NATIVE ARTS AS AN ECONOMIC ENGINE
The market study Establishing a Creative Economy: Art as an Economic Engine in Native Communities reveals facts, insights and possibilities that have been overlooked and untapped for far too long. Based on market research conducted in Washington, Oregon, Montana and South Dakota, this report makes the case of Native arts as a strong and available economic force in Indian Country.
The creative production of art and artistic expression are, today, among the most promising ways to expand the market economy in rural and urban Native communities.
In 2011, First Peoples Fund and Artspace partnered with the Northwest Area Foundation, Colorado State University and Leveraging Investments in Creativity on the American Indian Creative Economy Market Study Project. This survey examined household economics, infrastructure needs and social networks of Native artists to help:
- Define the role of Native artists within reservation economies.
- Evaluate the effectiveness of support programs currently available for Native artists.
- Identify challenges faced by Native artists and opportunities to better support them.
ART IS DEEPLY ROOTED IN NATIVE COMMUNITIES
An estimated 30 percent of all Native peoples are practicing or potential artists and most live below the poverty line.

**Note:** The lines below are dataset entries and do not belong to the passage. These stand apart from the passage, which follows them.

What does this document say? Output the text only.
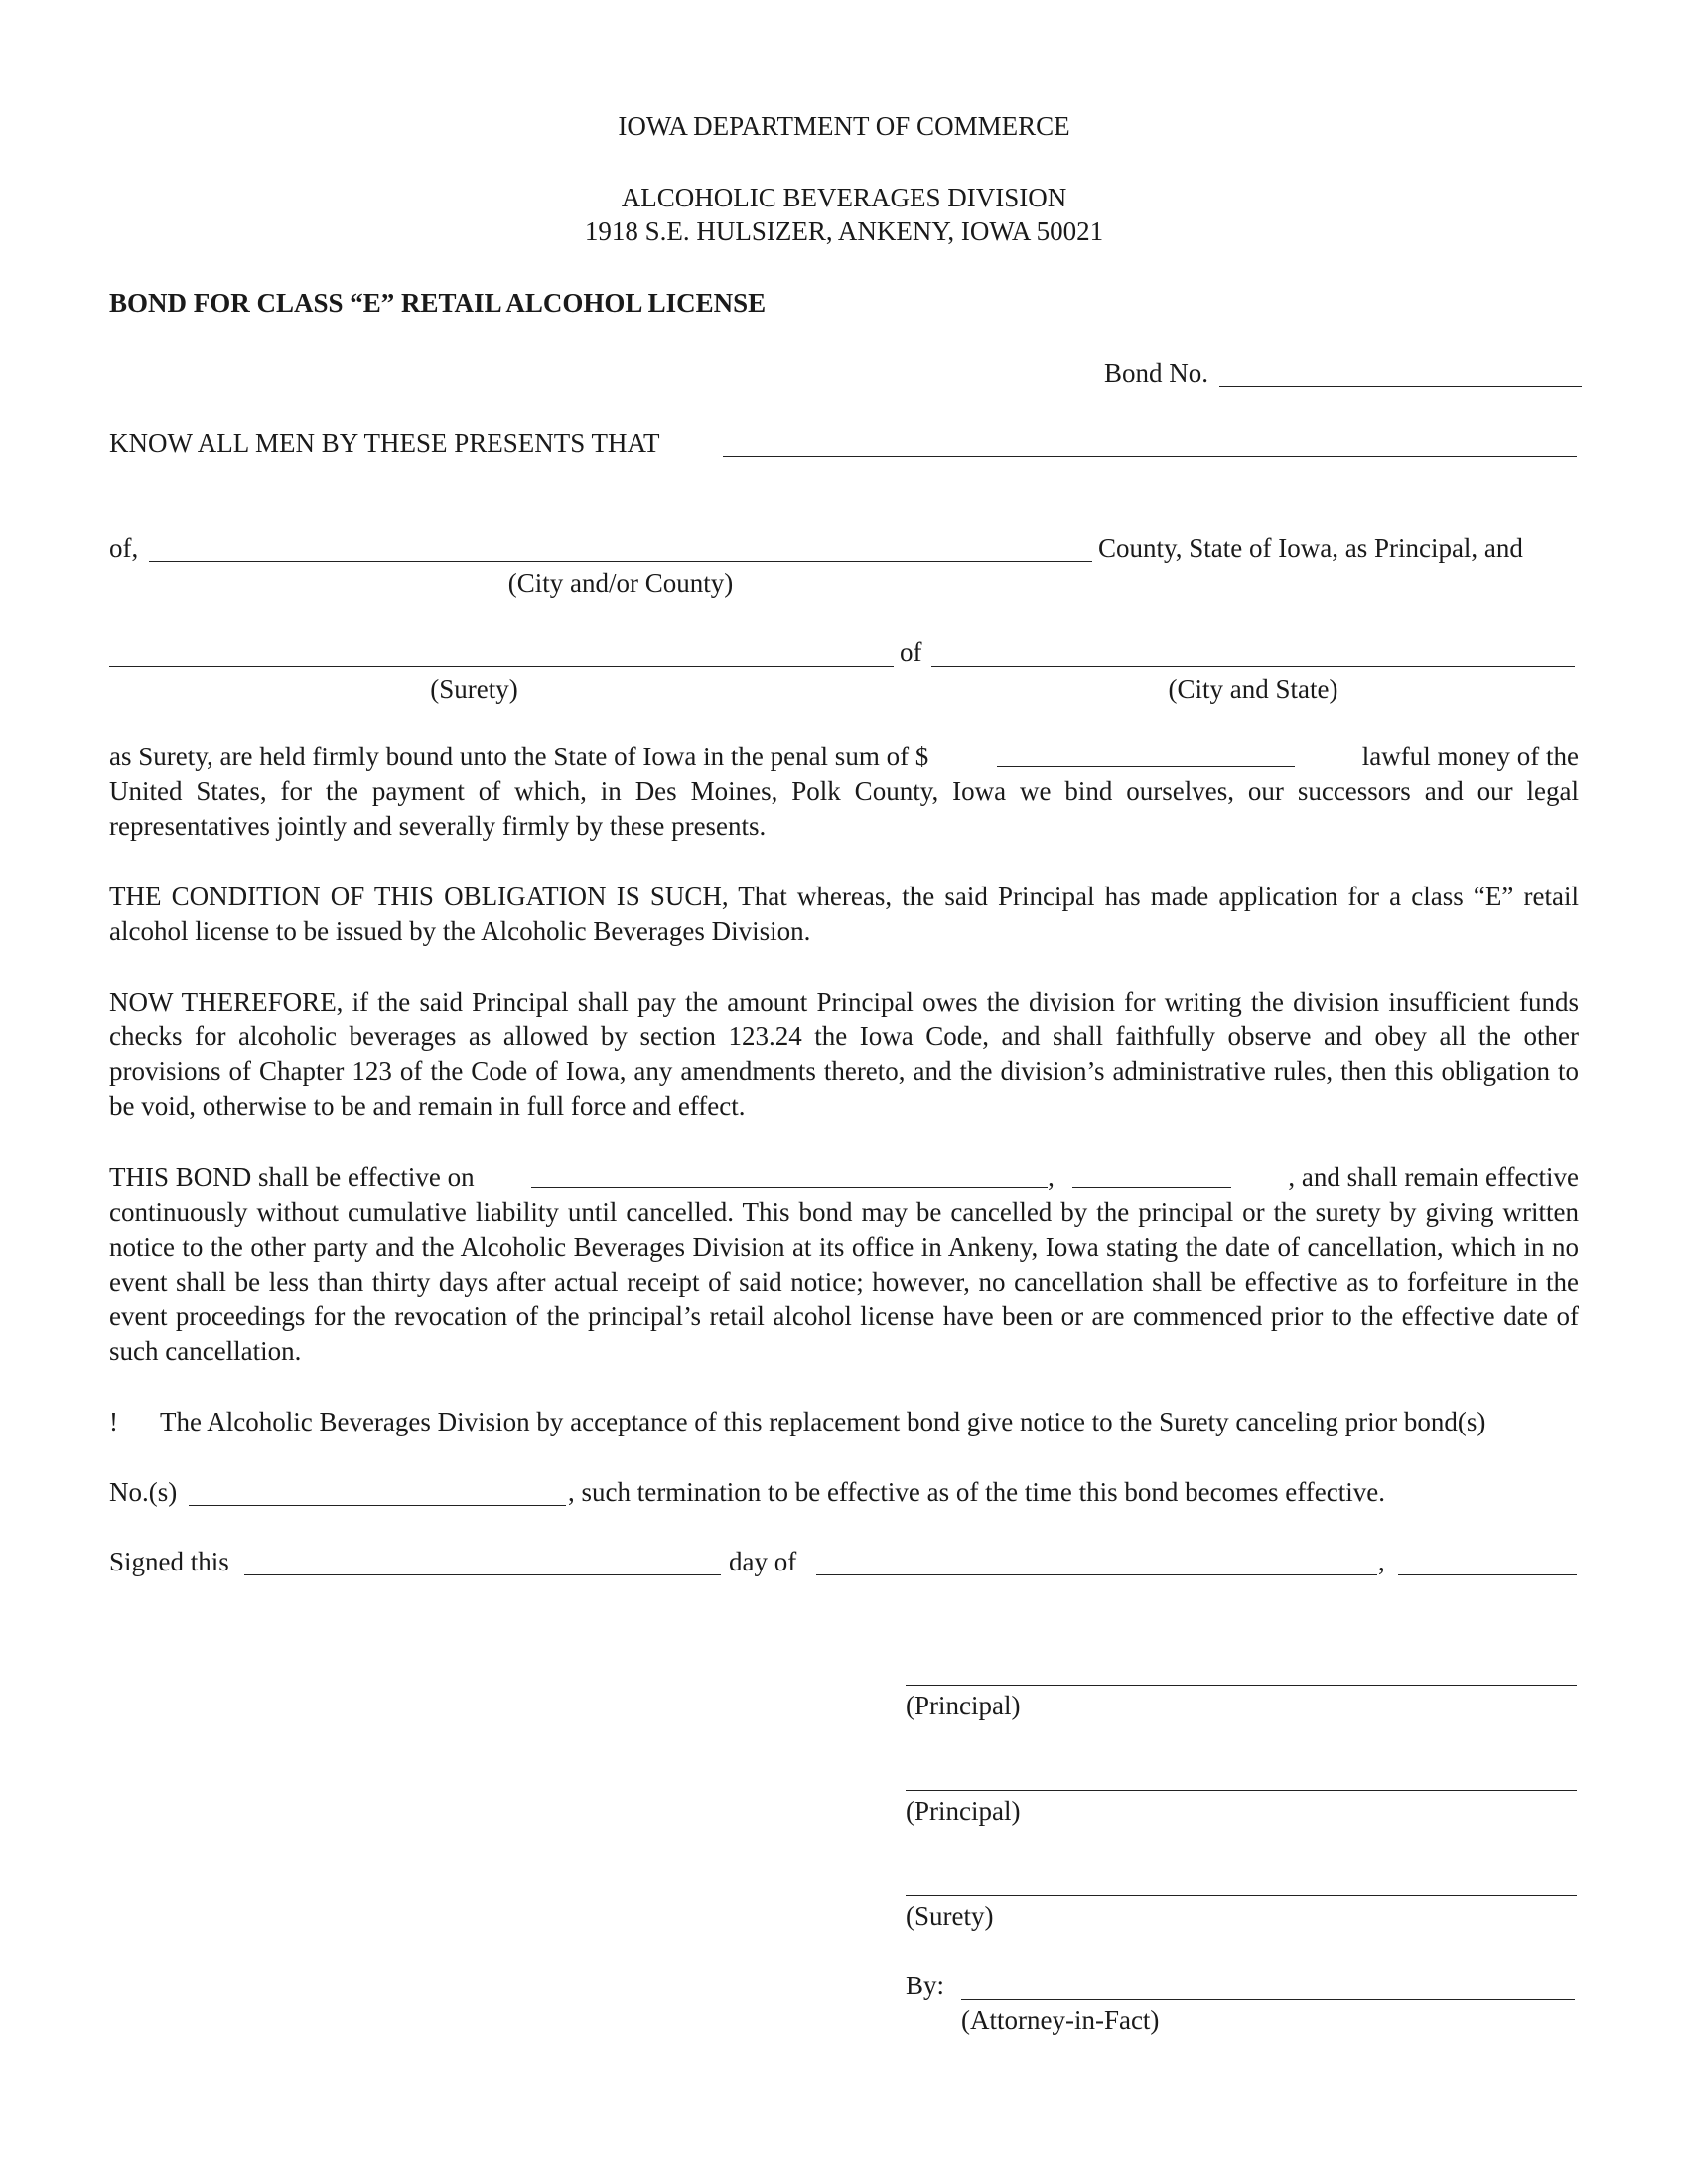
IOWA DEPARTMENT OF COMMERCE
ALCOHOLIC BEVERAGES DIVISION
1918 S.E. HULSIZER, ANKENY, IOWA 50021
BOND FOR CLASS “E” RETAIL ALCOHOL LICENSE
Bond No.
KNOW ALL MEN BY THESE PRESENTS THAT
of,	County, State of Iowa, as Principal, and
(City and/or County)
of
(Surety)	(City and State)
as Surety, are held firmly bound unto the State of Iowa in the penal sum of $	lawful money of the
United States, for the payment of which, in Des Moines, Polk County, Iowa we bind ourselves, our successors and our legal representatives jointly and severally firmly by these presents.
THE CONDITION OF THIS OBLIGATION IS SUCH, That whereas, the said Principal has made application for a class “E” retail alcohol license to be issued by the Alcoholic Beverages Division.
NOW THEREFORE, if the said Principal shall pay the amount Principal owes the division for writing the division insufficient funds checks for alcoholic beverages as allowed by section 123.24 the Iowa Code, and shall faithfully observe and obey all the other provisions of Chapter 123 of the Code of Iowa, any amendments thereto, and the division’s administrative rules, then this obligation to be void, otherwise to be and remain in full force and effect.
THIS BOND shall be effective on	,	, and shall remain effective
continuously without cumulative liability until cancelled. This bond may be cancelled by the principal or the surety by giving written notice to the other party and the Alcoholic Beverages Division at its office in Ankeny, Iowa stating the date of cancellation, which in no event shall be less than thirty days after actual receipt of said notice; however, no cancellation shall be effective as to forfeiture in the event proceedings for the revocation of the principal’s retail alcohol license have been or are commenced prior to the effective date of such cancellation.
! The Alcoholic Beverages Division by acceptance of this replacement bond give notice to the Surety canceling prior bond(s)
No.(s)	, such termination to be effective as of the time this bond becomes effective.
Signed this	day of	,
(Principal)
(Principal)
(Surety)
By:
(Attorney-in-Fact)
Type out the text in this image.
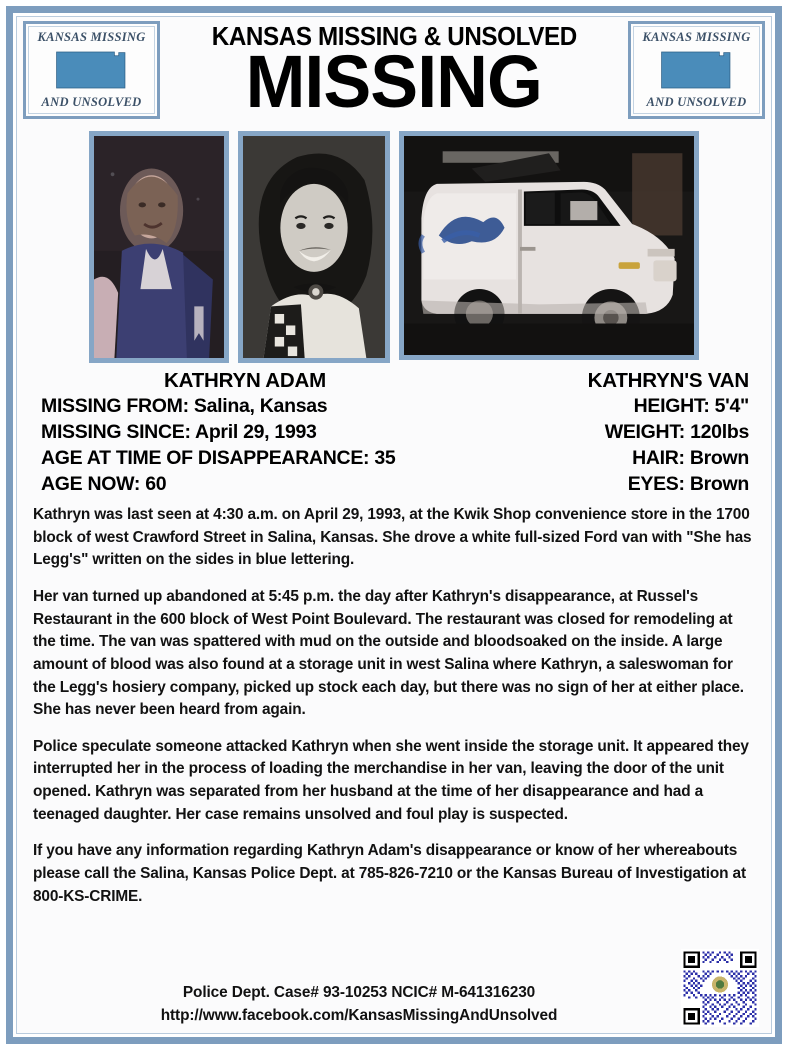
KANSAS MISSING
AND UNSOLVED
KANSAS MISSING & UNSOLVED
MISSING
KANSAS MISSING
AND UNSOLVED
KATHRYN ADAM
MISSING FROM: Salina, Kansas
MISSING SINCE: April 29, 1993
AGE AT TIME OF DISAPPEARANCE: 35
AGE NOW: 60
KATHRYN'S VAN
HEIGHT: 5'4"
WEIGHT: 120lbs
HAIR: Brown
EYES: Brown

Kathryn was last seen at 4:30 a.m. on April 29, 1993, at the Kwik Shop convenience store in the 1700 block of west Crawford Street in Salina, Kansas. She drove a white full-sized Ford van with "She has Legg's" written on the sides in blue lettering.

Her van turned up abandoned at 5:45 p.m. the day after Kathryn's disappearance, at Russel's Restaurant in the 600 block of West Point Boulevard. The restaurant was closed for remodeling at the time. The van was spattered with mud on the outside and bloodsoaked on the inside. A large amount of blood was also found at a storage unit in west Salina where Kathryn, a saleswoman for the Legg's hosiery company, picked up stock each day, but there was no sign of her at either place. She has never been heard from again.

Police speculate someone attacked Kathryn when she went inside the storage unit. It appeared they interrupted her in the process of loading the merchandise in her van, leaving the door of the unit opened. Kathryn was separated from her husband at the time of her disappearance and had a teenaged daughter. Her case remains unsolved and foul play is suspected.

If you have any information regarding Kathryn Adam's disappearance or know of her whereabouts please call the Salina, Kansas Police Dept. at 785-826-7210 or the Kansas Bureau of Investigation at 800-KS-CRIME.

Police Dept. Case# 93-10253 NCIC# M-641316230
http://www.facebook.com/KansasMissingAndUnsolved
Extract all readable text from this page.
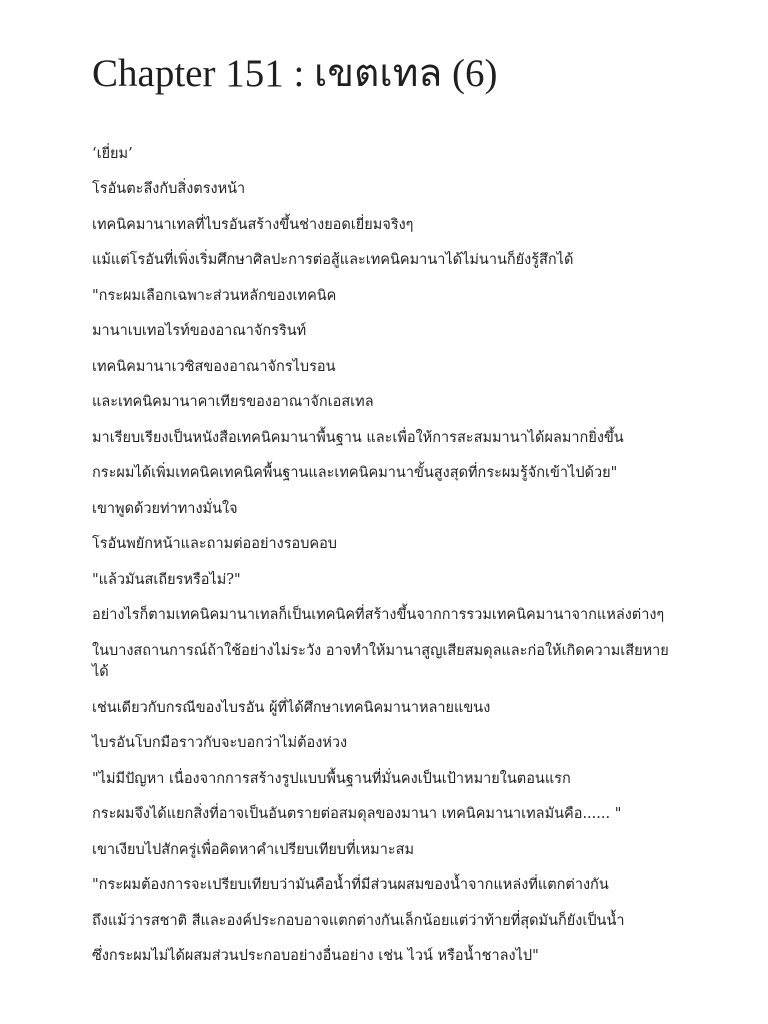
Chapter 151 : เขตเทล (6)

‘เยี่ยม’

โรอันตะลึงกับสิ่งตรงหน้า

เทคนิคมานาเทลที่ไบรอันสร้างขึ้นช่างยอดเยี่ยมจริงๆ

แม้แต่โรอันที่เพิ่งเริ่มศึกษาศิลปะการต่อสู้และเทคนิคมานาได้ไม่นานก็ยังรู้สึกได้

"กระผมเลือกเฉพาะส่วนหลักของเทคนิค

มานาเบเทอไรท์ของอาณาจักรรินท์

เทคนิคมานาเวซิสของอาณาจักรไบรอน

และเทคนิคมานาคาเทียรของอาณาจักเอสเทล

มาเรียบเรียงเป็นหนังสือเทคนิคมานาพื้นฐาน และเพื่อให้การสะสมมานาได้ผลมากยิ่งขึ้น

กระผมได้เพิ่มเทคนิคเทคนิคพื้นฐานและเทคนิคมานาขั้นสูงสุดที่กระผมรู้จักเข้าไปด้วย"

เขาพูดด้วยท่าทางมั่นใจ

โรอันพยักหน้าและถามต่ออย่างรอบคอบ

"แล้วมันสเถียรหรือไม่?"

อย่างไรก็ตามเทคนิคมานาเทลก็เป็นเทคนิคที่สร้างขึ้นจากการรวมเทคนิคมานาจากแหล่งต่างๆ

ในบางสถานการณ์ถ้าใช้อย่างไม่ระวัง อาจทำให้มานาสูญเสียสมดุลและก่อให้เกิดความเสียหายได้

เช่นเดียวกับกรณีของไบรอัน ผู้ที่ได้ศึกษาเทคนิคมานาหลายแขนง

ไบรอันโบกมือราวกับจะบอกว่าไม่ต้องห่วง

"ไม่มีปัญหา เนื่องจากการสร้างรูปแบบพื้นฐานที่มั่นคงเป็นเป้าหมายในตอนแรก

กระผมจึงได้แยกสิ่งที่อาจเป็นอันตรายต่อสมดุลของมานา เทคนิคมานาเทลมันคือ...... "

เขาเงียบไปสักครู่เพื่อคิดหาคำเปรียบเทียบที่เหมาะสม

"กระผมต้องการจะเปรียบเทียบว่ามันคือน้ำที่มีส่วนผสมของน้ำจากแหล่งที่แตกต่างกัน

ถึงแม้ว่ารสชาติ สีและองค์ประกอบอาจแตกต่างกันเล็กน้อยแต่ว่าท้ายที่สุดมันก็ยังเป็นน้ำ

ซึ่งกระผมไม่ได้ผสมส่วนประกอบอย่างอื่นอย่าง เช่น ไวน์ หรือน้ำชาลงไป"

51 percent of Native households on Pine Ridge Reservation depend on home-based enterprises for cash income.
79 percent of those home-based enterprises on Pine Ridge Reservation consist of some form of traditional arts.
DIRECT SUPPORT FOR NATIVE ARTIST EFFECTIVELY INCREASES THEIR ECONOMIC SUCCESS
61 percent of emerging artists report household incomes of less than $10,000.
7.5 percent of First Peoples Fund artists report household incomes of less than $10,000.